三重県議会 定数削減案の取り扱い 「一時不再議」巡り対立

【条例案の取り扱いを巡って意見が対立した議会運営委員会=三重県議会議事堂で】

三重県議会の議会運営委員会(杉本熊野委員長、11人)は28日、現状の51を6減し、県議会が定数増を決める前に予定した45に戻す条例案の取り扱いを協議した。定数増に賛成した最大会派の新政みえ(17人)は、条例案が同一会期中に同じ案件を審議してはならないとする「一事不再議」に当たる可能性があると指摘し、会派内で対応を検討する考えを示した。このため、本会議への上程は、7月13日に開かれる次回の議運で再び議論することとなった。

この日了承すれば、29日の本会議にも条例案が上程される見通しだった。しかし、条例案の取り扱いを巡って会派間の意見が対立したことで、審議の前段階から議論が長引く事態に。議運の判断によっては、条例案が審議されない可能性もある。

一方、議運の構成は、条例案への賛成派が反対派よりも多い。このため、新政みえが「条例案が一事不再議に当たる」と主張して本会議への上程を拒んだとしても、議運が採決に踏み切れば、本会議への上程が実現する可能性が高い。

この日は条例案の提出者が提出の理由を説明。津田健児議員(自民党県議団、4期、四日市市選出)は「県議会は4年前の議決で、必ず来春の県議選を45で実施すると約束していた。議決という県民との約束を守らなければならない」と訴えた。

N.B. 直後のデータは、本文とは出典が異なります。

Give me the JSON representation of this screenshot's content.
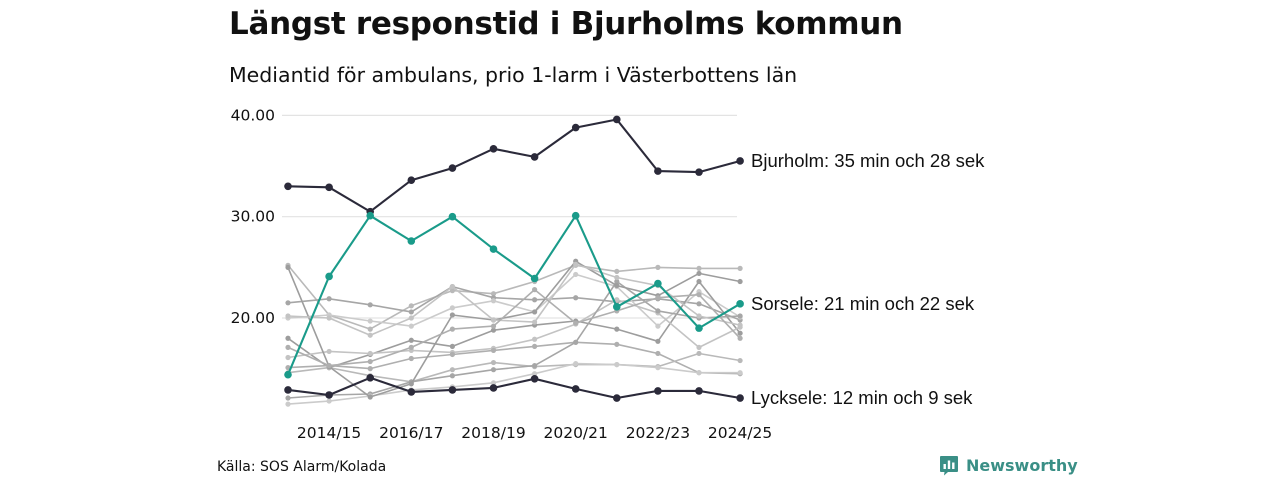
{
  "header": {
    "title": "Längst responstid i Bjurholms kommun",
    "subtitle": "Mediantid för ambulans, prio 1-larm i Västerbottens län"
  },
  "footer": {
    "source": "Källa: SOS Alarm/Kolada",
    "brand": "Newsworthy",
    "brand_icon": "newsworthy-logo-icon"
  },
  "colors": {
    "highlight_dark": "#2b2a3a",
    "highlight_teal": "#1a9b8a",
    "background_lines": [
      "#b9b9b9",
      "#a6a6a6",
      "#cbcbcb",
      "#9d9d9d",
      "#c3c3c3",
      "#afafaf"
    ],
    "grid": "#e3e3e3",
    "brand": "#3a8f86"
  },
  "chart_data": {
    "type": "line",
    "title": "Längst responstid i Bjurholms kommun",
    "subtitle": "Mediantid för ambulans, prio 1-larm i Västerbottens län",
    "xlabel": "",
    "ylabel": "",
    "x": [
      "2013/14",
      "2014/15",
      "2015/16",
      "2016/17",
      "2017/18",
      "2018/19",
      "2019/20",
      "2020/21",
      "2021/22",
      "2022/23",
      "2023/24",
      "2024/25"
    ],
    "x_tick_labels": [
      "2014/15",
      "2016/17",
      "2018/19",
      "2020/21",
      "2022/23",
      "2024/25"
    ],
    "y_ticks": [
      20,
      30,
      40
    ],
    "y_tick_labels": [
      "20.00",
      "30.00",
      "40.00"
    ],
    "ylim": [
      11,
      40.3
    ],
    "grid": true,
    "legend": "direct labels at line ends",
    "highlighted": [
      {
        "name": "Bjurholm",
        "label": "Bjurholm: 35 min och 28 sek",
        "color": "#2b2a3a",
        "values": [
          33.0,
          32.9,
          30.5,
          33.6,
          34.8,
          36.7,
          35.9,
          38.8,
          39.6,
          34.5,
          34.4,
          35.5
        ]
      },
      {
        "name": "Sorsele",
        "label": "Sorsele: 21 min och 22 sek",
        "color": "#1a9b8a",
        "values": [
          14.4,
          24.1,
          30.1,
          27.6,
          30.0,
          26.8,
          23.9,
          30.1,
          21.1,
          23.4,
          19.0,
          21.4
        ]
      },
      {
        "name": "Lycksele",
        "label": "Lycksele: 12 min och 9 sek",
        "color": "#2b2a3a",
        "values": [
          12.9,
          12.4,
          14.1,
          12.7,
          12.9,
          13.1,
          14.0,
          13.0,
          12.1,
          12.8,
          12.8,
          12.1
        ]
      }
    ],
    "other_series": [
      {
        "values": [
          25.2,
          20.3,
          18.9,
          21.2,
          22.7,
          22.4,
          23.6,
          25.2,
          24.6,
          25.0,
          24.9,
          24.9
        ]
      },
      {
        "values": [
          21.5,
          21.9,
          21.3,
          20.6,
          23.1,
          22.0,
          21.8,
          22.0,
          21.6,
          21.9,
          21.4,
          19.8
        ]
      },
      {
        "values": [
          20.0,
          20.3,
          19.7,
          19.2,
          21.0,
          21.7,
          20.6,
          24.3,
          23.1,
          19.2,
          22.6,
          20.1
        ]
      },
      {
        "values": [
          18.0,
          15.1,
          16.4,
          17.8,
          17.2,
          18.8,
          19.3,
          19.7,
          18.9,
          17.7,
          23.6,
          18.5
        ]
      },
      {
        "values": [
          16.1,
          16.7,
          16.5,
          16.8,
          16.6,
          17.0,
          17.9,
          19.4,
          21.8,
          20.5,
          17.1,
          19.1
        ]
      },
      {
        "values": [
          15.1,
          15.3,
          15.0,
          16.0,
          16.4,
          16.8,
          17.2,
          17.6,
          17.4,
          16.5,
          14.6,
          14.5
        ]
      },
      {
        "values": [
          14.6,
          15.1,
          14.3,
          13.7,
          14.9,
          15.6,
          15.2,
          15.4,
          15.4,
          15.2,
          16.5,
          15.8
        ]
      },
      {
        "values": [
          12.1,
          12.4,
          12.5,
          13.7,
          14.3,
          14.9,
          15.3,
          17.6,
          23.6,
          20.7,
          20.0,
          20.2
        ]
      },
      {
        "values": [
          11.5,
          11.8,
          12.3,
          12.9,
          13.2,
          13.6,
          14.5,
          15.5,
          15.4,
          15.1,
          14.6,
          14.6
        ]
      },
      {
        "values": [
          25.0,
          15.2,
          12.2,
          13.5,
          20.3,
          19.8,
          20.6,
          25.6,
          23.2,
          22.2,
          24.4,
          23.6
        ]
      },
      {
        "values": [
          20.2,
          20.0,
          18.3,
          20.0,
          23.1,
          19.8,
          19.6,
          25.3,
          24.0,
          23.2,
          20.2,
          19.3
        ]
      },
      {
        "values": [
          17.1,
          15.3,
          15.7,
          17.1,
          18.9,
          19.2,
          22.8,
          19.5,
          20.7,
          22.0,
          22.3,
          18.0
        ]
      }
    ]
  }
}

これに対し、三谷哲央委員(新政みえ、6期、桑名市・桑名郡)が定数増を決めた3月の議決責任への考え方を尋ねると、津田議員は「4年前の条例案はほとんどが賛成したが、3月の議決は僅差だった」とし、4年前の議決責任が重視されるとの認識を示した。

一事不再議を巡る議論は平行線をたどった。三谷委員は「提出者から一事不再議の具体的な説明はない。一事不再議の恐れがある」と指摘。中嶋年規委員(自民党県議団、4期、志摩市)は「内容と目的が異なるため、一事不再議には当たらない」と主張した。

また、中嶋委員は本会議への上程の可否を判断する時期を明示するよう求めた。これに対し、三谷委員は一事不再議に当たるかについて会派内で議論する必要性を強調。条例案の上程に関する議論は「今の段階はできない」と述べるにとどめた。

県議会の定数を巡っては、来春の県議選から6減の45で実施する予定だったが、定数増を求める声が浮上し、51に戻す条例案を3月の本会議で可決。これに反発した自民党県議団などの議員が27日、前田剛志議長に定数減の条例案を提出していた。